Limitations & Future Work

  • u_shape Remains a Bottleneck: As an adversarial extrapolation scenario, even SLDAgent (-0.305) hasn't fully conquered it, matching the human failure (-1.000). Non-monotonic scaling prediction remains an open problem.
  • Model Capacity Bottleneck: Smaller models (Gemini-2.5-Flash / Claude-Haiku-4.5) still underperform human baselines on hard tasks like lr&bsz even with SLDAgent; the framework cannot fully compensate for base capability.
  • Task Coverage: Currently limited to 8 tasks and dependent on existing open-source data. The authors plan to expand this; generalization to entirely new, zero-prior scaling scenarios is yet to be verified.
  • Sandbox Evaluation: Current evaluation is within a sandbox without network access; open-ended data acquisition and experimental design are not yet part of the closed loop.
  • Evolutionary Coding Agents: Directly inspired by AlphaEvolve / OpenEvolve (multi-island, MAP-Elites, program evolution), migrating these concepts from "optimizing matrix multiplication" to scientific formula discovery.
  • AI Scientist Lineage: Part of Automated Scientific Discovery alongside Lu et al.'s automated papers and Swanson's automated drug discovery, but focusing on "symbolic + open-ended" deeper intelligence.

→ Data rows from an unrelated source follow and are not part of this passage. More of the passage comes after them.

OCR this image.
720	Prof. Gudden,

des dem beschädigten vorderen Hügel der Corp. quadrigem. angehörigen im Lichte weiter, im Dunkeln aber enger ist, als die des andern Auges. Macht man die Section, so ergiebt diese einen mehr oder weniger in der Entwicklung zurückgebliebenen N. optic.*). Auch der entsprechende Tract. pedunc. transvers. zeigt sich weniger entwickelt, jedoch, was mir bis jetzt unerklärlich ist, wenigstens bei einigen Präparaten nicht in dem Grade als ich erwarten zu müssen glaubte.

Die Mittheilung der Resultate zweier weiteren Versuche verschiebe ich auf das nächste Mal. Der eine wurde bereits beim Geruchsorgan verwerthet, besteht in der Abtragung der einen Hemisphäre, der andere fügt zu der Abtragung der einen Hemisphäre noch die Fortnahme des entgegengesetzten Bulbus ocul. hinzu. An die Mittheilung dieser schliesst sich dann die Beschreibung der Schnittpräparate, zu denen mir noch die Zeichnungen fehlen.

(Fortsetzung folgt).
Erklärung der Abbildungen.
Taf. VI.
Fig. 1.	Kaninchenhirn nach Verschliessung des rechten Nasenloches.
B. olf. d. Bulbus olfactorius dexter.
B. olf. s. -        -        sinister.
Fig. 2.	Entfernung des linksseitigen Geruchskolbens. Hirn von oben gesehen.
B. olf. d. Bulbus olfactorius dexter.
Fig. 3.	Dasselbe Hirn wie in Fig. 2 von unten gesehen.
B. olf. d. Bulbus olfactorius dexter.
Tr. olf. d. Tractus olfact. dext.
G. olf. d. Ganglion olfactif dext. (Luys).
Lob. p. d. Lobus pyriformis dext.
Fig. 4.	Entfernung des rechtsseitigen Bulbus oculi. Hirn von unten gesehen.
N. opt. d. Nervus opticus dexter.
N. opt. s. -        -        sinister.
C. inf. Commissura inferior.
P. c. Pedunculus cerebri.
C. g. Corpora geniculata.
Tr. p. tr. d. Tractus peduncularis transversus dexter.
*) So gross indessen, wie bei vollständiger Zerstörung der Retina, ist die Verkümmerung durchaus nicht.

  • Scaling Law Literature: Built upon the foundations of Chinchilla, StepLaw, and specific laws for MoE/SFT/Domain Mixing, treating them as strong baselines to exceed.

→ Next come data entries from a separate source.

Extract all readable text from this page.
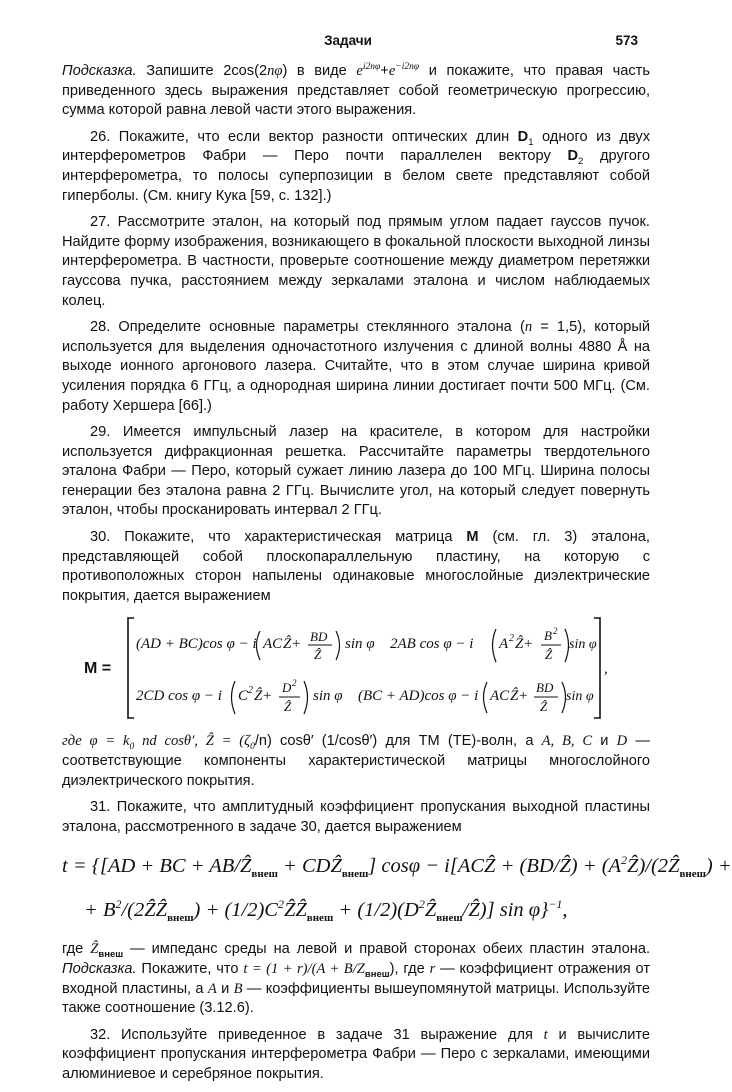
Задачи	573

Подсказка. Запишите 2cos(2nφ) в виде $e^{i2n\varphi}+e^{-i2n\varphi}$ и покажите, что правая часть приведенного здесь выражения представляет собой геометрическую прогрессию, сумма которой равна левой части этого выражения.

26. Покажите, что если вектор разности оптических длин $D_1$ одного из двух интерферометров Фабри — Перо почти параллелен вектору $D_2$ другого интерферометра, то полосы суперпозиции в белом свете представляют собой гиперболы. (См. книгу Кука [59, с. 132].)

27. Рассмотрите эталон, на который под прямым углом падает гауссов пучок. Найдите форму изображения, возникающего в фокальной плоскости выходной линзы интерферометра. В частности, проверьте соотношение между диаметром перетяжки гауссова пучка, расстоянием между зеркалами эталона и числом наблюдаемых колец.

28. Определите основные параметры стеклянного эталона (n = 1,5), который используется для выделения одночастотного излучения с длиной волны 4880 Å на выходе ионного аргонового лазера. Считайте, что в этом случае ширина кривой усиления порядка 6 ГГц, а однородная ширина линии достигает почти 500 МГц. (См. работу Хершера [66].)

29. Имеется импульсный лазер на красителе, в котором для настройки используется дифракционная решетка. Рассчитайте параметры твердотельного эталона Фабри — Перо, который сужает линию лазера до 100 МГц. Ширина полосы генерации без эталона равна 2 ГГц. Вычислите угол, на который следует повернуть эталон, чтобы просканировать интервал 2 ГГц.

30. Покажите, что характеристическая матрица M (см. гл. 3) эталона, представляющей собой плоскопараллельную пластину, на которую с противоположных сторон напылены одинаковые многослойные диэлектрические покрытия, дается выражением

M =	,
(AD + BC)cos φ − i AC Ẑ + BD
Ẑ
sin φ 2AB cos φ − i A 2 Ẑ +
B 2
Ẑ
sin φ
2CD cos φ − i C 2 Ẑ +
D 2
Ẑ
sin φ (BC + AD)cos φ − i AC Ẑ +
BD
Ẑ
sin φ

где $\varphi = k_0$ nd cosθ′, Ẑ = $(\zeta_0/n)$ cosθ′ (1/cosθ′) для ТМ (ТЕ)-волн, а A, B, C и D — соответствующие компоненты характеристической матрицы многослойного диэлектрического покрытия.

31. Покажите, что амплитудный коэффициент пропускания выходной пластины эталона, рассмотренного в задаче 30, дается выражением

t = {[AD + BC + AB/Ẑ$_{внеш}$ + CDẐ$_{внеш}$] cosφ − i[ACẐ + (BD/Ẑ) + $(A^2Ẑ)/(2Ẑ_{внеш})$ +
+ $B^2/(2ẐẐ_{внеш})$ + $(1/2)C^2ẐẐ_{внеш}$ + $(1/2)(D^2Ẑ_{внеш}/Ẑ)$] sin φ}$^{-1}$,

где Ẑ$_{внеш}$ — импеданс среды на левой и правой сторонах обеих пластин эталона. Подсказка. Покажите, что $t = (1 + r)/(A + B/Z_{внеш})$, где r — коэффициент отражения от входной пластины, а A и B — коэффициенты вышеупомянутой матрицы. Используйте также соотношение (3.12.6).

32. Используйте приведенное в задаче 31 выражение для t и вычислите коэффициент пропускания интерферометра Фабри — Перо с зеркалами, имеющими алюминиевое и серебряное покрытия.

  • Insight: Handing scientific problems with clear, continuous, computable targets but unknown global optima to evolutionary search + LLM mutation may be a general paradigm for AI4Science. The "co-evolution of model form + fitting process" can be transferred to other symbolic modeling tasks.

Rating

  • Novelty: ⭐⭐⭐⭐⭐ First proof that AI agents can discover scaling laws superior to humans; establishes the first SLD benchmark.
  • Experimental Thoroughness: ⭐⭐⭐⭐⭐ 8 tasks × 8 agents × 6 LLMs × 5 repetitions, plus two real downstream applications and deep formula analysis.
  • Writing Quality: ⭐⭐⭐⭐ Clear motivation and persuasive case studies (SFT/MoE comparison). Task naming and dense tables require some cross-referencing.
  • Value: ⭐⭐⭐⭐⭐ Provides both a benchmark/framework and practical value (analytical pre-training hyperparameters and efficient model selection).